The Porter Air death watch is officially over
MARCUS GEE
Last updated on Saturday, Jul. 25, 2009 04:16AM EDT
mgee@globeandmail.com
Throughout their long struggle against common sense, opponents of the island airport always had what they thought was a surefire, slam-dunk argument. Even if the airport was not the blight on nature and crime against God that they said it was, no one was using it.
That claim has just gone up in smoke. Figures released by the Toronto Port Authority this week showed that a dramatic increase in fees-paying passengers has earned the TPA its first profit in 10 years of existence. More than 258,000 people departed from the airport in 2008, nearly double the 2007 figure. Add in arrivals, and around half a million people used the island, more than during its last heyday in the mid-eighties and a far cry from the dismal 30,000 a year earlier this decade.
And all because of a wise-guy raccoon. The growing popularity of Porter Airlines, the upstart company with the spokescoon as its mascot, has buried for good and all the idea that the airport would never attract enough users to justify its existence. It should bury the stubborn opposition of Mayor David Miller, too. Mr. Miller ran his first campaign for mayor on his opposition to a bridge linking the mainland to the airport. He won that battle - the bridge was cancelled - but lost the war when Porter took off regardless.
Porter's success has taken island-airport bashers aback. For years, they argued that the pathetic number of passengers who actually flew in and out of the island was proof that there was simply no demand for an island-based short-hop service. After all, several airlines, from City Express to Air Ontario to Air Canada Jazz, failed to make much of a go on the island despite the convenience of a runway eight minutes by cab from Bay Street. If they couldn't make it, nobody could, and the airport was a useless waste of good tarmac.
Then came Porter. Since entrepreneur Robert Deluce launched its first flight in 2006, the airline has soared. This spring it announced it is spending $45-million to build a new passenger terminal. It plans to increase its fleet to 18 planes by the end of this year. It is expanding its schedule, adding Boston as a destination in September on top of Ottawa, Montreal, Thunder Bay, Halifax, Mt. Tremblant, Quebec City, New York and Chicago. The VIA Rail strike could offer yet more growth opportunities. Porter is offering special discounts to rail passengers stranded by the walkout.
No one can say for sure whether Porter is a permanent fixture, given the failure rate for small airlines in Canada, but its growth has already proven beyond doubt the appeal of flying out of the island. It will become still more attractive with the new terminal and a new, bigger ferry being built by the TPA. There is even talk of a tunnel that would whisk visitors under the Western Gap.
Porter's growth is creating jobs and drawing investment to a city whose manufacturing base is deteriorating. Just as important, it is creating buzz. People love flying Porter, with its hip image and stress on service. They love the convenience of skipping traffic, not to mention the trudge through the endless halls of Pearson. Why spend an hour or two to reach a one-hour flight if you can zip down to the island instead?

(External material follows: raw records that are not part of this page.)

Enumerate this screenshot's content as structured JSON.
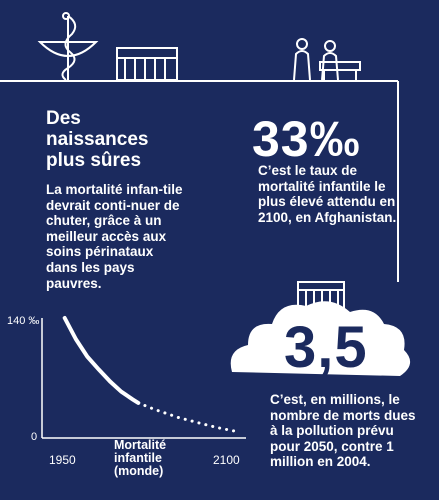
{
  "colors": {
    "background": "#1b2a5e",
    "foreground": "#ffffff"
  },
  "icons": [
    "caduceus-icon",
    "hospital-bed-icon",
    "doctor-consultation-icon",
    "building-icon",
    "cloud-icon"
  ],
  "left_block": {
    "title_lines": [
      "Des",
      "naissances",
      "plus sûres"
    ],
    "body": "La mortalité infan-tile devrait conti-nuer de chuter, grâce à un meilleur accès aux soins périnataux dans les pays pauvres."
  },
  "stat1": {
    "value": "33‰",
    "text": "C’est le taux de mortalité infantile le plus élevé attendu en 2100, en Afghanistan."
  },
  "stat2": {
    "value": "3,5",
    "text": "C’est, en millions, le nombre de morts dues à la pollution prévu pour 2050, contre 1 million en 2004."
  },
  "chart_data": {
    "type": "line",
    "xlabel": "Mortalité infantile (monde)",
    "ylabel": "",
    "y_unit": "‰",
    "xlim": [
      1930,
      2110
    ],
    "ylim": [
      0,
      140
    ],
    "x_tick_labels": [
      "1950",
      "2100"
    ],
    "y_tick_labels": [
      "140 ‰",
      "0"
    ],
    "series": [
      {
        "style": "solid",
        "x": [
          1950,
          1960,
          1970,
          1980,
          1990,
          2000,
          2010,
          2015
        ],
        "y": [
          140,
          115,
          95,
          80,
          66,
          54,
          45,
          41
        ]
      },
      {
        "style": "dotted",
        "x": [
          2015,
          2030,
          2050,
          2070,
          2085,
          2100
        ],
        "y": [
          41,
          33,
          24,
          17,
          12,
          8
        ]
      }
    ]
  }
}
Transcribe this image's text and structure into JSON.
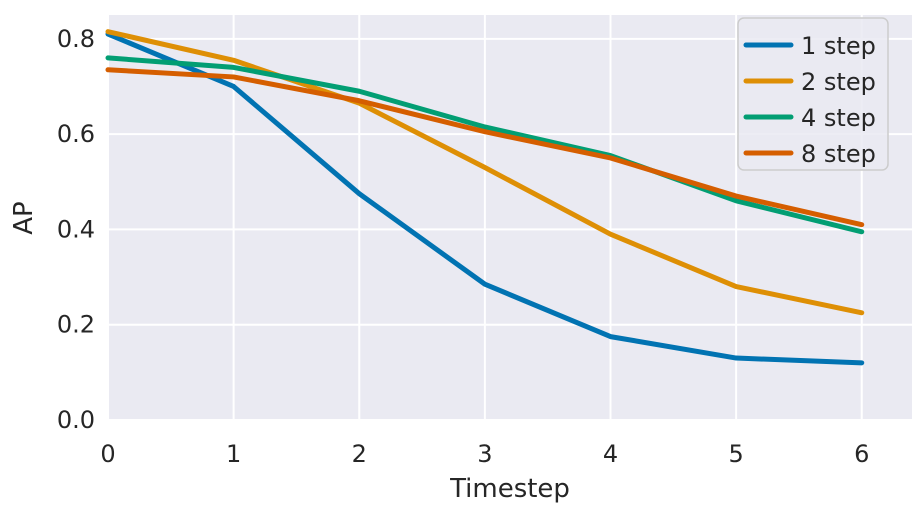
{
  "figure": {
    "background": "#ffffff",
    "plot_background": "#eaeaf2",
    "grid_color": "#ffffff",
    "text_color": "#262626",
    "line_width": 5,
    "legend": {
      "background": "#eaeaf2",
      "border_color": "#cccccc",
      "labels": [
        "1 step",
        "2 step",
        "4 step",
        "8 step"
      ]
    }
  },
  "chart_data": {
    "type": "line",
    "title": "",
    "xlabel": "Timestep",
    "ylabel": "AP",
    "x": [
      0,
      1,
      2,
      3,
      4,
      5,
      6
    ],
    "series": [
      {
        "name": "1 step",
        "color": "#0173b2",
        "values": [
          0.81,
          0.7,
          0.475,
          0.285,
          0.175,
          0.13,
          0.12
        ]
      },
      {
        "name": "2 step",
        "color": "#de8f05",
        "values": [
          0.815,
          0.755,
          0.665,
          0.53,
          0.39,
          0.28,
          0.225
        ]
      },
      {
        "name": "4 step",
        "color": "#029e73",
        "values": [
          0.76,
          0.74,
          0.69,
          0.615,
          0.555,
          0.46,
          0.395
        ]
      },
      {
        "name": "8 step",
        "color": "#d55e00",
        "values": [
          0.735,
          0.72,
          0.67,
          0.605,
          0.55,
          0.47,
          0.41
        ]
      }
    ],
    "xticks": [
      "0",
      "1",
      "2",
      "3",
      "4",
      "5",
      "6"
    ],
    "yticks": [
      "0.0",
      "0.2",
      "0.4",
      "0.6",
      "0.8"
    ],
    "xlim": [
      0,
      6.4
    ],
    "ylim": [
      0,
      0.85
    ],
    "grid": true,
    "legend_position": "upper right"
  }
}
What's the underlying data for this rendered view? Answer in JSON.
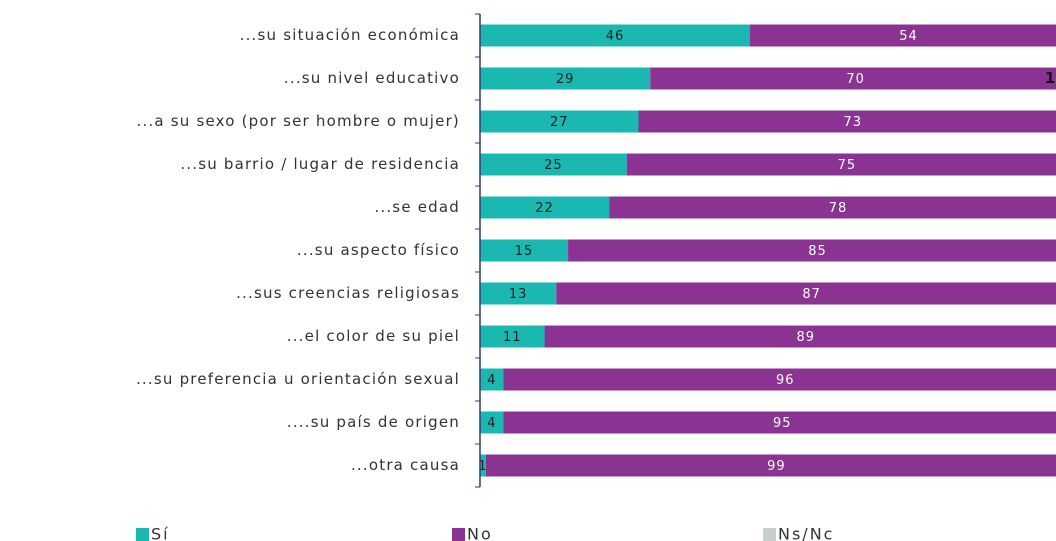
{
  "chart_data": {
    "type": "stacked-barh",
    "categories": [
      "...su situación económica",
      "...su nivel educativo",
      "...a su sexo (por ser hombre o mujer)",
      "...su barrio / lugar de residencia",
      "...se edad",
      "...su aspecto físico",
      "...sus creencias religiosas",
      "...el color de su piel",
      "...su preferencia u orientación sexual",
      "....su país de origen",
      "...otra causa"
    ],
    "series": [
      {
        "name": "Sí",
        "color": "#1ab8b0",
        "values": [
          46,
          29,
          27,
          25,
          22,
          15,
          13,
          11,
          4,
          4,
          1
        ]
      },
      {
        "name": "No",
        "color": "#8b3393",
        "values": [
          54,
          70,
          73,
          75,
          78,
          85,
          87,
          89,
          96,
          95,
          99
        ]
      },
      {
        "name": "Ns/Nc",
        "color": "#c8cdd0",
        "values": [
          0,
          1,
          0,
          0,
          0,
          0,
          0,
          0,
          0,
          1,
          0
        ],
        "value_labels": [
          null,
          "1",
          null,
          null,
          null,
          null,
          null,
          null,
          null,
          null,
          null
        ]
      }
    ],
    "xlim": [
      0,
      100
    ]
  }
}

Apart from a few grumpy neighbours complaining about airplane noise, in fact, just about everybody has come around to the merits of a thriving island airport. Everybody, that is, except Mr. Miller and his fellow naysayers. They have stood sullenly by as Porter has taken off and the airport has proven its worth. The mayor was notably and pointedly absent when Porter announced its new terminal, a major asset for the city he leads.
"Toronto's waterfront is a place for people to live, work and play and is not an appropriate place for a commercial airport," Mr. Miller said this spring. "It is impossible to realize our [waterfront] vision and accomplish all we are working toward with multiple daily commercial flights in the vicinity."
How, exactly, low-noise turboprop aircraft flying to the island can spoil this waterfront dream is a bit of a mystery. People downtown manage to live, work and play around the Gardiner, with its floods of noisy cars. They live, work and play around the railway yards and the bus terminal. This is a not Chatham. It's a big city. Seeing or hearing an airplane downtown should not come as a shock (and unless you're pretty close to the island, Porter's planes are not much seen or heard).
But the argument shows how muddled the case against the airport can be. Opponents used to say that it was wrong because it would never attract enough business. Now that it is thriving, they say it is wrong because it will attract too much.
Porter's success is a decisive argument for the island airport. Pre-Porter, it was implausible to argue that the airport was a threat to the city instead of a bonus. In the Porter era, it is simply incredible.